More Than 90 Percent of Americans Can Go Without Masks: CDC

More Than 90 Percent of Americans Can Go Without Masks: CDC
Dr. Rochelle Walensky, director of the Centers for Disease Control and Prevention, is seen during a congressional hearing in Washington on April 15, 2021. (Amr Alfiky/Pool/Getty Images)
Zachary Stieber
3/4/2022
Updated:
3/4/2022

More than nine in 10 Americans live in a county where COVID-19 risk is so low that they don’t need to wear a mask, according to a U.S. health agency.

The Centers for Disease Control and Prevention (CDC) on March 3 updated its community COVID-19 map, which estimates risk by county based on COVID-19 infections, hospital admissions, and hospitalized patients.

Over 90 percent of the U.S. population lives in a county where the risk is designated low or medium, meaning masks should not be required, according to the CDC.

Some states have no counties labeled high risk, including Nevada, Maine, and South Carolina. A handful have large areas designated high risk, including Nebraska, Kentucky, and West Virginia.

The map will be updated every Thursday moving forward, a CDC spokesperson said.

Before Feb. 25, the CDC recommended mask-wearing for over 95 percent of the country. On that day, the agency drastically changed how it measures risk.

Before, a county could be designated high risk if it had as few as 50 new COVID-19 cases per 100,000 people in the past 7 days, or the percentage of positive tests was at least 8 percent in the same timeframe.
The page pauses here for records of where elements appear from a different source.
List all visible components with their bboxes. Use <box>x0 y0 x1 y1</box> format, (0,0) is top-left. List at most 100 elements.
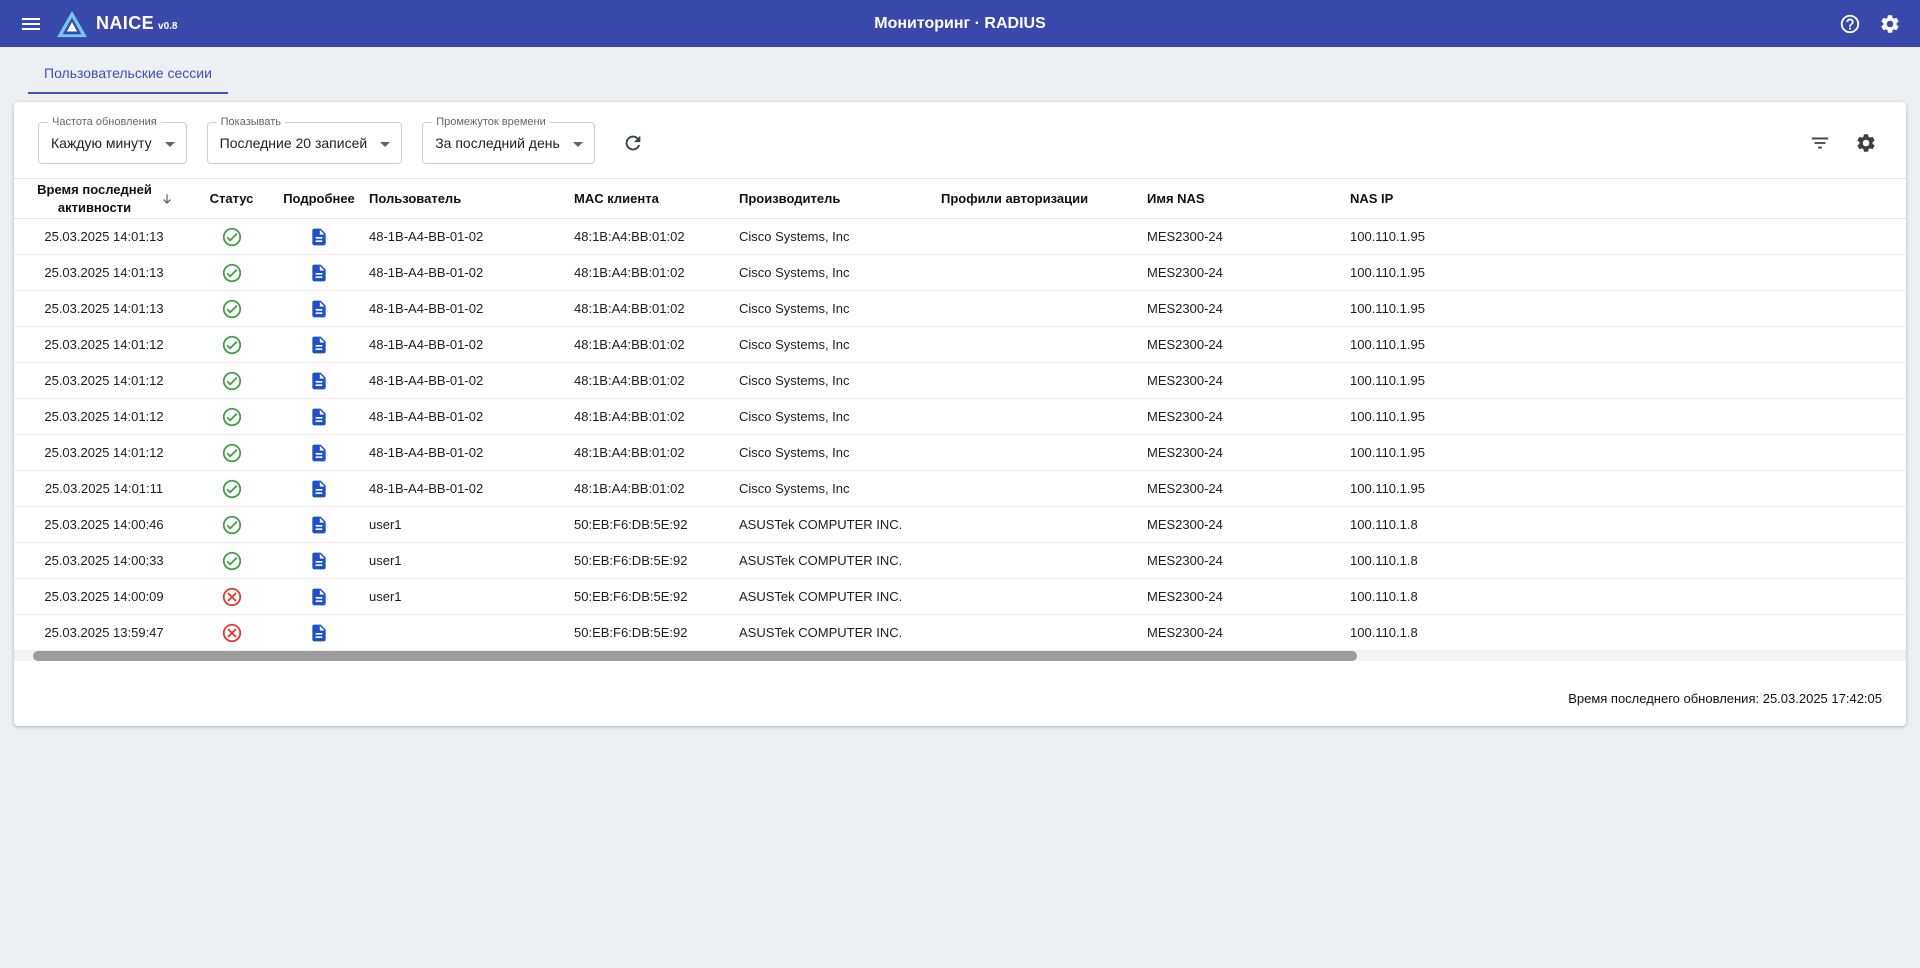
cell-user: user1 <box>369 507 574 543</box>
column-header-mac[interactable]: MAC клиента <box>574 179 739 219</box>
gear-icon[interactable] <box>1874 8 1906 40</box>
details-button[interactable] <box>307 621 331 645</box>
chevron-down-icon <box>165 142 175 147</box>
cell-user <box>369 615 574 651</box>
cell-details <box>269 615 369 651</box>
check-circle-icon <box>221 442 243 464</box>
column-settings-gear-icon[interactable] <box>1850 127 1882 159</box>
cell-nas-name: MES2300-24 <box>1147 507 1350 543</box>
column-header-nas-name[interactable]: Имя NAS <box>1147 179 1350 219</box>
column-header-last-activity[interactable]: Время последней активности <box>14 179 194 219</box>
cell-status <box>194 579 269 615</box>
scrollbar-thumb[interactable] <box>33 651 1357 661</box>
cell-mac: 48:1B:A4:BB:01:02 <box>574 399 739 435</box>
cell-auth-profiles <box>941 435 1147 471</box>
cell-status <box>194 255 269 291</box>
filters-toolbar: Частота обновления Каждую минуту Показыв… <box>14 102 1906 178</box>
table-row: 25.03.2025 13:59:4750:EB:F6:DB:5E:92ASUS… <box>14 615 1906 651</box>
help-icon[interactable] <box>1834 8 1866 40</box>
cell-nas-ip: 100.110.1.8 <box>1350 615 1906 651</box>
details-button[interactable] <box>307 585 331 609</box>
details-button[interactable] <box>307 333 331 357</box>
select-value: Последние 20 записей <box>220 135 368 151</box>
cell-user: 48-1B-A4-BB-01-02 <box>369 255 574 291</box>
cell-nas-name: MES2300-24 <box>1147 255 1350 291</box>
cell-details <box>269 543 369 579</box>
cell-last-activity: 25.03.2025 14:00:09 <box>14 579 194 615</box>
details-button[interactable] <box>307 513 331 537</box>
cell-auth-profiles <box>941 399 1147 435</box>
select-label: Частота обновления <box>48 116 161 128</box>
table-row: 25.03.2025 14:01:1148-1B-A4-BB-01-0248:1… <box>14 471 1906 507</box>
cell-mac: 48:1B:A4:BB:01:02 <box>574 219 739 255</box>
cell-nas-ip: 100.110.1.95 <box>1350 327 1906 363</box>
check-circle-icon <box>221 226 243 248</box>
time-range-select[interactable]: Промежуток времени За последний день <box>422 122 595 164</box>
details-button[interactable] <box>307 441 331 465</box>
document-icon <box>309 587 329 607</box>
document-icon <box>309 227 329 247</box>
filter-icon[interactable] <box>1804 127 1836 159</box>
column-header-auth-profiles[interactable]: Профили авторизации <box>941 179 1147 219</box>
cell-mac: 50:EB:F6:DB:5E:92 <box>574 543 739 579</box>
cell-auth-profiles <box>941 471 1147 507</box>
horizontal-scrollbar[interactable] <box>14 651 1906 661</box>
refresh-rate-select[interactable]: Частота обновления Каждую минуту <box>38 122 187 164</box>
document-icon <box>309 623 329 643</box>
cell-nas-name: MES2300-24 <box>1147 291 1350 327</box>
table-row: 25.03.2025 14:01:1248-1B-A4-BB-01-0248:1… <box>14 363 1906 399</box>
cell-nas-name: MES2300-24 <box>1147 219 1350 255</box>
cell-details <box>269 327 369 363</box>
cell-details <box>269 219 369 255</box>
details-button[interactable] <box>307 297 331 321</box>
cell-nas-ip: 100.110.1.8 <box>1350 507 1906 543</box>
column-header-nas-ip[interactable]: NAS IP <box>1350 179 1906 219</box>
cell-details <box>269 363 369 399</box>
details-button[interactable] <box>307 369 331 393</box>
cell-last-activity: 25.03.2025 14:01:12 <box>14 363 194 399</box>
cell-vendor: ASUSTek COMPUTER INC. <box>739 615 941 651</box>
details-button[interactable] <box>307 225 331 249</box>
details-button[interactable] <box>307 261 331 285</box>
table-row: 25.03.2025 14:00:09user150:EB:F6:DB:5E:9… <box>14 579 1906 615</box>
cell-last-activity: 25.03.2025 14:01:11 <box>14 471 194 507</box>
column-header-vendor[interactable]: Производитель <box>739 179 941 219</box>
table-row: 25.03.2025 14:01:1248-1B-A4-BB-01-0248:1… <box>14 399 1906 435</box>
check-circle-icon <box>221 514 243 536</box>
cell-auth-profiles <box>941 543 1147 579</box>
document-icon <box>309 479 329 499</box>
column-header-details[interactable]: Подробнее <box>269 179 369 219</box>
cell-details <box>269 435 369 471</box>
check-circle-icon <box>221 478 243 500</box>
cell-nas-ip: 100.110.1.8 <box>1350 579 1906 615</box>
records-count-select[interactable]: Показывать Последние 20 записей <box>207 122 403 164</box>
cell-nas-name: MES2300-24 <box>1147 579 1350 615</box>
table-header-row: Время последней активности Статус Подроб… <box>14 179 1906 219</box>
cell-vendor: Cisco Systems, Inc <box>739 363 941 399</box>
select-value: Каждую минуту <box>51 135 152 151</box>
check-circle-icon <box>221 262 243 284</box>
cell-vendor: Cisco Systems, Inc <box>739 255 941 291</box>
cell-nas-name: MES2300-24 <box>1147 435 1350 471</box>
cell-last-activity: 25.03.2025 14:01:13 <box>14 291 194 327</box>
cell-details <box>269 399 369 435</box>
column-header-status[interactable]: Статус <box>194 179 269 219</box>
cell-nas-ip: 100.110.1.95 <box>1350 399 1906 435</box>
details-button[interactable] <box>307 477 331 501</box>
cell-auth-profiles <box>941 291 1147 327</box>
column-header-user[interactable]: Пользователь <box>369 179 574 219</box>
app-name: NAICE <box>96 13 154 34</box>
refresh-icon[interactable] <box>617 127 649 159</box>
hamburger-menu-icon[interactable] <box>14 7 48 41</box>
cell-status <box>194 219 269 255</box>
tab-user-sessions[interactable]: Пользовательские сессии <box>28 53 228 94</box>
details-button[interactable] <box>307 549 331 573</box>
cell-auth-profiles <box>941 507 1147 543</box>
cell-nas-ip: 100.110.1.95 <box>1350 363 1906 399</box>
table-row: 25.03.2025 14:01:1348-1B-A4-BB-01-0248:1… <box>14 291 1906 327</box>
cell-nas-ip: 100.110.1.95 <box>1350 291 1906 327</box>
cell-status <box>194 291 269 327</box>
cell-vendor: Cisco Systems, Inc <box>739 291 941 327</box>
details-button[interactable] <box>307 405 331 429</box>
cell-auth-profiles <box>941 255 1147 291</box>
Under the new risk assessment, counties are considered high risk if they have a certain number of new hospital admissions with or for COVID-19 in the past 7 days per 100,000 population, in addition to a certain percent of inpatient beds occupied by COVID-19 patients, regardless of whether the patients were admitted for COVID-19 or for other reasons.

Dr. Rochelle Walensky, the CDC’s director, told reporters on a call that the change was due to more people getting vaccinated and more people getting COVID-19 and recovering.

“This new framework moves beyond just looking at cases and test positivity to evaluate factors that reflect the severity of disease, including hospitalizations and hospital capacity, and helps to determine whether the level of COVID 19 and severe disease are low, medium, or high in a community,” she said.

The CDC primarily issues guidance, but its recommendations have been widely adopted as requirements across the country during the COVID-19 pandemic.

The CDC has also issued its own requirements, and still requires masks in public transportation settings such as airports.

Some were critical of the change, including Dr. Dorry Segev, a professor of epidemiology at Johns Hopkins University.

“If you’re thinking the new CDC mask guidance is premature, ignores prevention, ignores long COVID, ignores the tens of millions with compromised immune systems or not eligible for vaccines, and ignores the risk of new variants ... Well, sadly, you’re right,” Segev wrote on Twitter.

Others said the rollback didn’t go far enough.

“I see the CDC now recommends you wear a mask that does NOT work (cloth) at a threshold that is NOT based on any data what-so-ever,” Dr. Vinay Prasad, an epidemiology professor at the University of California San Francisco.